Nachwuchszüchter wird erfolgreich flügge

Mit zwei Meistertiteln und wertvollen Preis-Bändern hat Niklas Räder vom Geflügelzüchterverein Griesbach seine Jugendzeit beendet. Auch sonst gab es 2019 viel zu feiern.

Griesbach.

Zahlen lügen nicht: Die ökonomischen Leistungen der Rassegeflügelzüchter aus dem Schneeberger Ortsteil Griesbach von 1981 konnten sich sehen lassen. Unter anderem 3682 Kilogramm Obst, dazu 1540,5 Kilogramm Geflügelfleisch und 108.356 Eier haben sie in jenem Jahr erbracht und verkauft.

Sie leisteten auch 2781 freiwillige Stunden in der Sparte, der Landwirtschaft und im Forst. So steht es auf dem Plakat, das am Wochenende zur traditionellen Lokalschau in der Gaststätte "Goldene Höhe" die Blicke auf sich zog. Viel geblättert wurde zudem in Fotoalben mit Schwarz-Weiß-Bildern. Denn 2019 feierte der Verein 125. Geburtstag.

"Deshalb haben wir einige Utensilien aus der Vereinsgeschichte hervorgekramt", so Vorsitzender Ronny Schott. Die Alben erfreuten sich großer Beliebtheit. "Viele stöbern darin und erkennen Nachbarn oder Angehörige wieder." Und obwohl auch die Griesbacher mit sinkenden Züchterzahlen kämpfen, waren die Ergebnisse zur Lokalschau und im Jubiläumsjahr beachtlich. "Bei rund 130 Hühnern und Tauben achtmal die Höchstnote zu erzielen, ist klasse", so Schott. Gleich dreimal heimste Jost König mit Altenburger Trommeltauben die Note "Vorzüglich" ein. Je einmal gelang dies André Martin mit Antwerpener Bartzwergen, Conrad Schmidt mit Gimpeltauben, Ronny Schott mit Altenburger Trommeltauben und Jens Wächtler mit dem zugleich besten Tier der Schau, einer rot-weiß-geschuppten Sächsischen Schildtaube. Die Höchstnote Nummer 8 aber steuerte der in dieser Saison wohl erfolgreichste Griesbacher Züchter bei: Niklas Räder, der kurz vor Weihnachten bei der Bundesjugendschau in Hannover groß abräumte.
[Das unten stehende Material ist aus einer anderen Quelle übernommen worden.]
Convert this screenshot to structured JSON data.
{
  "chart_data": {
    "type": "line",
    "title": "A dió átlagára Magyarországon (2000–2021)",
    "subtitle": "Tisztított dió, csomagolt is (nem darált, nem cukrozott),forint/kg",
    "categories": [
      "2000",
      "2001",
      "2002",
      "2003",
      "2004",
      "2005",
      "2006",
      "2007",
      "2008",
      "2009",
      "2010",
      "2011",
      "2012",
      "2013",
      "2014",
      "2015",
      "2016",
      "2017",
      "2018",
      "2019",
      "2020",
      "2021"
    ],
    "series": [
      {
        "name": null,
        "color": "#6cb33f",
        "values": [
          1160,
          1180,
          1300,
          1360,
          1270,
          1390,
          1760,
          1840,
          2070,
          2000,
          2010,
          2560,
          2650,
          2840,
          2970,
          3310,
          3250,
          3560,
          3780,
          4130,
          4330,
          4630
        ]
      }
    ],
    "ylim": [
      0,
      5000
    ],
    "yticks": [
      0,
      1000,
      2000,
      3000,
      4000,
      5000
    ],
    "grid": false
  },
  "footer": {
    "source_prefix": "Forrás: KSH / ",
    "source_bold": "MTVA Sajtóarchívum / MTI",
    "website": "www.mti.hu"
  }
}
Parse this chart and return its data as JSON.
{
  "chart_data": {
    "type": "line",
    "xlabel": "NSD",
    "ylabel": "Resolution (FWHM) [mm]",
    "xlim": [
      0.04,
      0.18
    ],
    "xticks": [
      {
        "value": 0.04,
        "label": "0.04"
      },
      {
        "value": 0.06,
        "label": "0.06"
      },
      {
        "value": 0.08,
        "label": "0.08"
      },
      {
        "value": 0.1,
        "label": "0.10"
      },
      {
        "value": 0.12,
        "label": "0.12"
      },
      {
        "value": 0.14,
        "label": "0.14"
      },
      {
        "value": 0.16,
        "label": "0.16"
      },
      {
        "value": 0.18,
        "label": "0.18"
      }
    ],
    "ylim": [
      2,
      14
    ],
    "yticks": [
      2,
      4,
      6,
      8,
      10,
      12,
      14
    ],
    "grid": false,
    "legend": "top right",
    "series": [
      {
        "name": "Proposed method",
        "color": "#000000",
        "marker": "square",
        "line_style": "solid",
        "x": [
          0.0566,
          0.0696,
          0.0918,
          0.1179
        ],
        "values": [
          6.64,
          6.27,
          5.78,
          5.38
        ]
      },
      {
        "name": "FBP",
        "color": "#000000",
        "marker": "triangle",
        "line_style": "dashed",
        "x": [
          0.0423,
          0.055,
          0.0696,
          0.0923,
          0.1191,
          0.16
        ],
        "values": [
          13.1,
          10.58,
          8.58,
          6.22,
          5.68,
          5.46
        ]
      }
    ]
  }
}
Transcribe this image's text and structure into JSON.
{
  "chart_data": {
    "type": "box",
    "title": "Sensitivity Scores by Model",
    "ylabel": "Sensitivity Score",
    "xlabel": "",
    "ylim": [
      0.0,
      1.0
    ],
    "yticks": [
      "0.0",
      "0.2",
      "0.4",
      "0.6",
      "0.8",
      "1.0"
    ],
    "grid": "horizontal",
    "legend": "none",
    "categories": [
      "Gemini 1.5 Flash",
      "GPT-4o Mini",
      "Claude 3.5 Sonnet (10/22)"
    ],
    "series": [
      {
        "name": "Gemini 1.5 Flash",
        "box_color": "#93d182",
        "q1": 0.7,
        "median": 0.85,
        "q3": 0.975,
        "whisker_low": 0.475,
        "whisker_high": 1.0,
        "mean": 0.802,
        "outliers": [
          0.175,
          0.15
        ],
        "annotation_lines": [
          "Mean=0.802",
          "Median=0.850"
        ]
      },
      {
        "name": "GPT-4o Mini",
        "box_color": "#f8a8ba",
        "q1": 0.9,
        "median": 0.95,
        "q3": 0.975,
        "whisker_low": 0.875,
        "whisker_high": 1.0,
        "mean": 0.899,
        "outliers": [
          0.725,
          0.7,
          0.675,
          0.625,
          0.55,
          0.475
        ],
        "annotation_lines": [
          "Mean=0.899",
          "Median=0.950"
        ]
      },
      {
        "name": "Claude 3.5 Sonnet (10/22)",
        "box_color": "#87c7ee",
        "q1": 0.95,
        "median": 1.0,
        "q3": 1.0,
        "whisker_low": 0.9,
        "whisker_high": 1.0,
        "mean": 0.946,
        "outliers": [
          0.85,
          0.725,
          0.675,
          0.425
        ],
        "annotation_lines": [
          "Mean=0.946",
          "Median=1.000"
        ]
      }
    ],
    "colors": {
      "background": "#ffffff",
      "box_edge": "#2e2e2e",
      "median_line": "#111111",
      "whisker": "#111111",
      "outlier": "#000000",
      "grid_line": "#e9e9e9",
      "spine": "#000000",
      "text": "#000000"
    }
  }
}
"Das krönt seine Zeit als Nachwuchszüchter. Es war die teuerste Ausstellung, auch wegen der weiten Fahrt. Aber es hat sich gelohnt", so Vater André Martin stolz. Sein Filius erhielt mit Antwerpener Bartzwergen nicht nur drei von drei möglichen Höchstnoten, sondern ist auch zweifacher deutscher Jugendmeister - mit Tieren in den Farbschlägen silber-wachtelfarbig und schwarz-weiß-gescheckt. Bei Letzteren erzielte er gar die optimale Ausbeute, indem Hahn und Henne jeweils ein "Vorzüglich" erhielten.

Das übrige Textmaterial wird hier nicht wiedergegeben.